Summary
Мы разработали программную платформу, которая использует Imaris Neuroscience, ImarisXT и MATLAB для измерения изменений в морфологии неопределенная форма взята из трехмерного конфокальной флуоресцентной отдельных клеток. Этот новый подход может быть использован для количественной оценки изменений формы клеток после активации рецепторов и, следовательно, представляет собой возможный дополнительный инструмент для обнаружения наркотиков.
Protocol
1. Трехмерная морфометрического анализа одной ячейке фенотипические изменения
- Эмбриональной почки человека (HEK293) клетки трансфицировали гемагглютинина (HA)-отмеченном кортикотропин рилизинг-фактор рецептора-2 (CRF-R2), G-белком рецептор (GPCR), как описано ранее 4, 5.
- Клетки лечить (без лечения, NT), стимулировали CRF-R2 эндогенных лигандов, кортикотропин рилизинг-фактор, CRF (1 мкМ, 30 мин), или предварительно с селективным CRF-R2 антагониста, анти-саувагин 30 (AS -30, 1 мкМ, 30 мин) до агонистов.
- Затем клетки фиксированы, проницаемость и обрабатывали анти-HA. CRF-R2 были визуализированы с помощью Alexa 594 нм сопряженных анти-мышиных (IgG 1) антител. DAPI был использован для визуализации сцены ядер митотической.
- Чтобы ограничить экспериментатор субъективности, условия эксперимента не были известны только после Изображения были получены и проанализированы.
- Мы приобрели изображенияа с фиксированной НЕК293 помощью план-апохромат 63x/1.4 масла ДВС объективных и Zeiss LSM 510 META конфокальной микроскопии связан с когерентной интегрированной двухфотонной лазерной системы, состоящей из Верди-V5 лазерных и Мира, 900-F лазерной системы.
- В процессе сбора данных, клетки были разграничены как по мультиспектральных срезов, 488 нм и 790 нм (~ 350 нм 2ph Ex.), Г-разбиения (0,5 мкм шагом), чтобы включить данные из ядерной мембраны к внешнему внеклеточных рецепторов конечностях.
- Флуоресценции данные впервые были обработаны с помощью Imaris, которая позволяет визуализировать и сегментации 3D наборов данных микроскопии и 3D-модели состоят из кубического вокселей был создан для морфометрического анализа.

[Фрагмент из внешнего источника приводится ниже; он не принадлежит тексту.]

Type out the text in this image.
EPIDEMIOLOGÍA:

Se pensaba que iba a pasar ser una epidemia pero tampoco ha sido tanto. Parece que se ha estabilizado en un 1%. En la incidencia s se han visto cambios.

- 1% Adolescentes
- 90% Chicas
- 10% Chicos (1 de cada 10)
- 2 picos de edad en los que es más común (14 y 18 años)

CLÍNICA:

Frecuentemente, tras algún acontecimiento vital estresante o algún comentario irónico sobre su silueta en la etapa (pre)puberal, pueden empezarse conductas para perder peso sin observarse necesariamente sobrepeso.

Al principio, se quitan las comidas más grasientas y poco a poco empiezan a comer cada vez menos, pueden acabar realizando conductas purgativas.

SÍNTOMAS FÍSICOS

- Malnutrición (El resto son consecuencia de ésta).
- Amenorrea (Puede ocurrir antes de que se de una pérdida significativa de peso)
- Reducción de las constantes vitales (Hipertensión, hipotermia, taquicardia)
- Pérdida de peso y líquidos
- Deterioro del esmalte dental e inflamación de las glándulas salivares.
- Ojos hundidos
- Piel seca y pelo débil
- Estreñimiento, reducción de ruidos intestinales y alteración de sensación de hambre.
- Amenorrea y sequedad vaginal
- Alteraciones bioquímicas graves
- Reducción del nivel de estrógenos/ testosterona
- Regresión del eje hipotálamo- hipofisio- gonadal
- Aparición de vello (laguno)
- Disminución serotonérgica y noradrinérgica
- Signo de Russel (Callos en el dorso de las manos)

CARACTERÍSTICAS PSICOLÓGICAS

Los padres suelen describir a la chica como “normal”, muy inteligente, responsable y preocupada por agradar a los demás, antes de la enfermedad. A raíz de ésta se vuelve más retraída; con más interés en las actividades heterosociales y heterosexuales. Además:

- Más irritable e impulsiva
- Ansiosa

Тогда, Imaris XT модуль был использован для интерфейса Imaris с MATLAB язык компьютерную программу для определения координат места GPCR расширения.
Для того чтобы учесть сотовой изменчивости, мы получили и проанализировали флуоресцентных изображений Takан из 22 клеток: отсутствие лечения (NT) (п = 7), агонистов (CRF) лечение (n = 8) и предварительной обработки с антагонистом (AS-30) до агонистов (п = 7) (рис. 2) .- Область интереса (ROI) должна включать в себя одну ячейку, которая не находится в активной стадии митотического и не близко к другим клеткам. Таким образом, анализ будет включать в себя клетки с одним ядром и рецепторов расширения не возмущенной близости от других клеток.
- Ячеистая структура 3D впервые был реконструирован из мультиспектральных флуоресценции данных с использованием Imaris (v.7.1.1).
- Следуя алгоритму разработана Imaris, в первую поверхность рендеринга была использована для представления ядерной мембраны. Imaris будет определить, есть ли более одного ядра в ROI.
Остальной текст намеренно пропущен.